Since you're a statistics guy, then, you'll know that your risk can be lowered by at least 5x if you get your booster. Your risk of dying may be low in an absolute sense, but it's substantially elevated from the risk you would have had without COVID around. This will be essentially completely resolved by a booster.
Note that this is just like any other vaccine series which requires at least three shots (most!). It has nothing to do with needing it every couple months or every year (based on what we know currently).
You simply are INCOMPLETE on your vaccination series. May there be variants which require revaccination in the future? Certainly. But they don't yet exist. Might natural immunity from the vaccination wane? Yes, it might. It's too early to say; we don't
know yet how persistent the secondary line of defense will be, there is literally zero data (the sample size of infected SARS-1 individuals is probably too small to guess with, and no one is going to go around trying to reinfect people with that virus).

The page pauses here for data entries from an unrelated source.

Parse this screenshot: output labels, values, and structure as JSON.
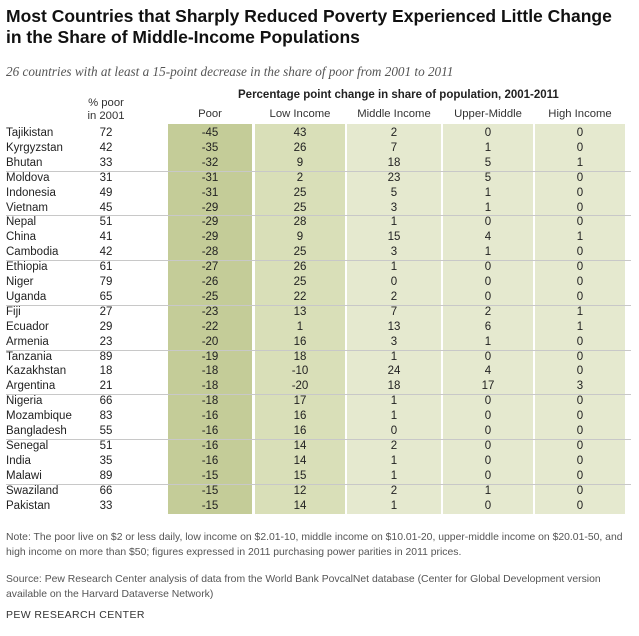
{
  "title": "Most Countries that Sharply Reduced Poverty Experienced Little Change in the Share of Middle-Income Populations",
  "subtitle": "26 countries with at least a 15-point decrease in the share of poor from 2001 to 2011",
  "span_header": "Percentage point change in share of population, 2001-2011",
  "chart_data": {
    "type": "table",
    "columns": [
      "% poor in 2001",
      "Poor",
      "Low Income",
      "Middle Income",
      "Upper-Middle",
      "High Income"
    ],
    "pct_header_line1": "% poor",
    "pct_header_line2": "in 2001",
    "rows": [
      {
        "country": "Tajikistan",
        "pct": "72",
        "poor": "-45",
        "low": "43",
        "mid": "2",
        "upper": "0",
        "high": "0"
      },
      {
        "country": "Kyrgyzstan",
        "pct": "42",
        "poor": "-35",
        "low": "26",
        "mid": "7",
        "upper": "1",
        "high": "0"
      },
      {
        "country": "Bhutan",
        "pct": "33",
        "poor": "-32",
        "low": "9",
        "mid": "18",
        "upper": "5",
        "high": "1"
      },
      {
        "country": "Moldova",
        "pct": "31",
        "poor": "-31",
        "low": "2",
        "mid": "23",
        "upper": "5",
        "high": "0"
      },
      {
        "country": "Indonesia",
        "pct": "49",
        "poor": "-31",
        "low": "25",
        "mid": "5",
        "upper": "1",
        "high": "0"
      },
      {
        "country": "Vietnam",
        "pct": "45",
        "poor": "-29",
        "low": "25",
        "mid": "3",
        "upper": "1",
        "high": "0"
      },
      {
        "country": "Nepal",
        "pct": "51",
        "poor": "-29",
        "low": "28",
        "mid": "1",
        "upper": "0",
        "high": "0"
      },
      {
        "country": "China",
        "pct": "41",
        "poor": "-29",
        "low": "9",
        "mid": "15",
        "upper": "4",
        "high": "1"
      },
      {
        "country": "Cambodia",
        "pct": "42",
        "poor": "-28",
        "low": "25",
        "mid": "3",
        "upper": "1",
        "high": "0"
      },
      {
        "country": "Ethiopia",
        "pct": "61",
        "poor": "-27",
        "low": "26",
        "mid": "1",
        "upper": "0",
        "high": "0"
      },
      {
        "country": "Niger",
        "pct": "79",
        "poor": "-26",
        "low": "25",
        "mid": "0",
        "upper": "0",
        "high": "0"
      },
      {
        "country": "Uganda",
        "pct": "65",
        "poor": "-25",
        "low": "22",
        "mid": "2",
        "upper": "0",
        "high": "0"
      },
      {
        "country": "Fiji",
        "pct": "27",
        "poor": "-23",
        "low": "13",
        "mid": "7",
        "upper": "2",
        "high": "1"
      },
      {
        "country": "Ecuador",
        "pct": "29",
        "poor": "-22",
        "low": "1",
        "mid": "13",
        "upper": "6",
        "high": "1"
      },
      {
        "country": "Armenia",
        "pct": "23",
        "poor": "-20",
        "low": "16",
        "mid": "3",
        "upper": "1",
        "high": "0"
      },
      {
        "country": "Tanzania",
        "pct": "89",
        "poor": "-19",
        "low": "18",
        "mid": "1",
        "upper": "0",
        "high": "0"
      },
      {
        "country": "Kazakhstan",
        "pct": "18",
        "poor": "-18",
        "low": "-10",
        "mid": "24",
        "upper": "4",
        "high": "0"
      },
      {
        "country": "Argentina",
        "pct": "21",
        "poor": "-18",
        "low": "-20",
        "mid": "18",
        "upper": "17",
        "high": "3"
      },
      {
        "country": "Nigeria",
        "pct": "66",
        "poor": "-18",
        "low": "17",
        "mid": "1",
        "upper": "0",
        "high": "0"
      },
      {
        "country": "Mozambique",
        "pct": "83",
        "poor": "-16",
        "low": "16",
        "mid": "1",
        "upper": "0",
        "high": "0"
      },
      {
        "country": "Bangladesh",
        "pct": "55",
        "poor": "-16",
        "low": "16",
        "mid": "0",
        "upper": "0",
        "high": "0"
      },
      {
        "country": "Senegal",
        "pct": "51",
        "poor": "-16",
        "low": "14",
        "mid": "2",
        "upper": "0",
        "high": "0"
      },
      {
        "country": "India",
        "pct": "35",
        "poor": "-16",
        "low": "14",
        "mid": "1",
        "upper": "0",
        "high": "0"
      },
      {
        "country": "Malawi",
        "pct": "89",
        "poor": "-15",
        "low": "15",
        "mid": "1",
        "upper": "0",
        "high": "0"
      },
      {
        "country": "Swaziland",
        "pct": "66",
        "poor": "-15",
        "low": "12",
        "mid": "2",
        "upper": "1",
        "high": "0"
      },
      {
        "country": "Pakistan",
        "pct": "33",
        "poor": "-15",
        "low": "14",
        "mid": "1",
        "upper": "0",
        "high": "0"
      }
    ]
  },
  "colors": {
    "poor_column": "#c4cc98",
    "low_column": "#d9dfb8",
    "other_columns": "#e5e9cf"
  },
  "note": "Note: The poor live on $2 or less daily, low income on $2.01-10, middle income on $10.01-20, upper-middle income on $20.01-50, and high income on more than $50; figures expressed in 2011 purchasing power parities in 2011 prices.",
  "source": "Source: Pew Research Center analysis of data from the World Bank PovcalNet database (Center for Global Development version available on the Harvard Dataverse Network)",
  "brand": "PEW RESEARCH CENTER"
}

The messaging on this has been absolutely awful, so I really can't blame you for your take on this. In the fog of the fight against coronavirus, authorities made it seem like two shots would be all that was needed, but with the close spacing, it really was not enough (there were rumbles and discussion about this (in this thread!) in late 2020 because immunologists
knew this, but there were tradeoffs and that message & expectation was unfortunately not put to the forefront...). A third provides a very strong boost. It actually doesn't even have anything to do with the emergence of Delta or Omicron (though the boosts in antibody levels do help prevent infection by those variants for a period of time). You'd want a booster even if we still just had wild type around!!!

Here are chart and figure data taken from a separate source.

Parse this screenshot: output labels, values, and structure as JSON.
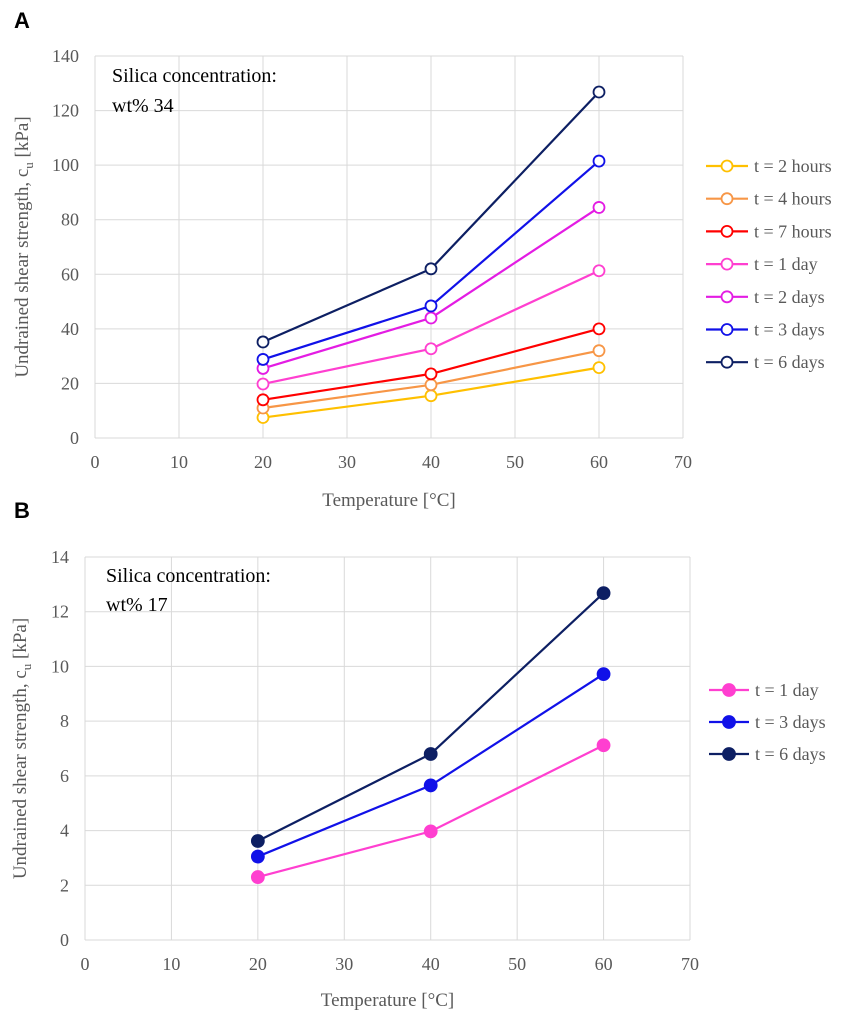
{
  "chart_data": [
    {
      "panel_label": "A",
      "type": "line",
      "marker_style": "hollow-circle",
      "annotation": [
        "Silica concentration:",
        "wt% 34"
      ],
      "xlabel": "Temperature [°C]",
      "ylabel": "Undrained shear strength, c",
      "ylabel_subscript": "u",
      "ylabel_unit": " [kPa]",
      "xlim": [
        0,
        70
      ],
      "ylim": [
        0,
        140
      ],
      "xticks": [
        0,
        10,
        20,
        30,
        40,
        50,
        60,
        70
      ],
      "yticks": [
        0,
        20,
        40,
        60,
        80,
        100,
        120,
        140
      ],
      "grid": true,
      "legend_position": "right",
      "x": [
        20,
        40,
        60
      ],
      "series": [
        {
          "name": "t = 2 hours",
          "color": "#FFC000",
          "values": [
            7.5,
            15.5,
            25.8
          ]
        },
        {
          "name": "t = 4 hours",
          "color": "#F79646",
          "values": [
            11,
            19.5,
            32
          ]
        },
        {
          "name": "t = 7 hours",
          "color": "#FF0000",
          "values": [
            14,
            23.5,
            40
          ]
        },
        {
          "name": "t = 1 day",
          "color": "#FF3FD0",
          "values": [
            19.8,
            32.7,
            61.3
          ]
        },
        {
          "name": "t = 2 days",
          "color": "#E31CE3",
          "values": [
            25.5,
            44,
            84.5
          ]
        },
        {
          "name": "t = 3 days",
          "color": "#1111E8",
          "values": [
            28.8,
            48.4,
            101.5
          ]
        },
        {
          "name": "t = 6 days",
          "color": "#0D1F63",
          "values": [
            35.2,
            62,
            126.8
          ]
        }
      ]
    },
    {
      "panel_label": "B",
      "type": "line",
      "marker_style": "filled-circle",
      "annotation": [
        "Silica concentration:",
        "wt% 17"
      ],
      "xlabel": "Temperature [°C]",
      "ylabel": "Undrained shear strength, c",
      "ylabel_subscript": "u",
      "ylabel_unit": " [kPa]",
      "xlim": [
        0,
        70
      ],
      "ylim": [
        0,
        14
      ],
      "xticks": [
        0,
        10,
        20,
        30,
        40,
        50,
        60,
        70
      ],
      "yticks": [
        0,
        2,
        4,
        6,
        8,
        10,
        12,
        14
      ],
      "grid": true,
      "legend_position": "right",
      "x": [
        20,
        40,
        60
      ],
      "series": [
        {
          "name": "t = 1 day",
          "color": "#FF3FD0",
          "values": [
            2.3,
            3.97,
            7.12
          ]
        },
        {
          "name": "t = 3 days",
          "color": "#1111E8",
          "values": [
            3.05,
            5.65,
            9.72
          ]
        },
        {
          "name": "t = 6 days",
          "color": "#0D1F63",
          "values": [
            3.62,
            6.8,
            12.68
          ]
        }
      ]
    }
  ]
}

Again, this is NOT about preventing infection, and it's not for variants. It's about bolstering your protection against severe disease.
It's meaningless to compare to flu vaccination, since most people have a lot of infection-acquired immunity (and natural vaccine immunity) against influenza, and
this coronavirus is not like the flu in terms of its ability to undergo antigenic shift (drift is probably similar though I'm not even sure about that since SARS-CoV-2 has proofreading). Influenza frequently and commonly undergoes reassortment during co-infection, because it has a segmented genome, resulting in a virus which bears little resemblance (in the H & N structures as I understand it) to prior strains (see: 2009 pandemic flu). And while similar processes COULD occur with coronavirus (via different means), they're much less likely.
It's not the same at all, and I would not expect vaccination against coronavirus to work the same way, at all. Anyone who tells you this is like influenza...maybe talk to someone else. No virologist with a basic understanding of the operation of influenza and coronavirus would say that, and the immunization strategy and effect
is likely going to be completely different.
Here's a very brief summary of the difference between reassortment and recombination:
Recombination can be an important evolutionary force for RNA viruses, but the rate of recombination varies greatly between different RNA viruses. In this Analysis article, Simon-Loriere and Holmes describe the mechanisms of recombination for RNA viruses and the role of these mechanisms in viral...
www.nature.com
"
- RNA viruses are able to undergo two forms of recombination: RNA recombination, which (in principle) can occur in any type of RNA virus, and reassortment, which is restricted to those viruses with segmented genomes.
- Rates of RNA recombination vary markedly among RNA viruses. Some viruses, particularly those with negative-sense single-stranded genomes, exhibit such low rates of recombination that they are effectively clonal. By contrast, some positive-sense single-stranded RNA viruses and some retroviruses such as HIV exhibit high rates of recombination that can exceed the rates of mutation when measured per nucleotide."
(For FWIW SARS-CoV-2 is a positive-sense single-stranded RNA virus. However, there's not a lot of evidence that it does a lot of recombination, as far as I can tell. Influenza has a segmented genome; 8 strands for all strains.)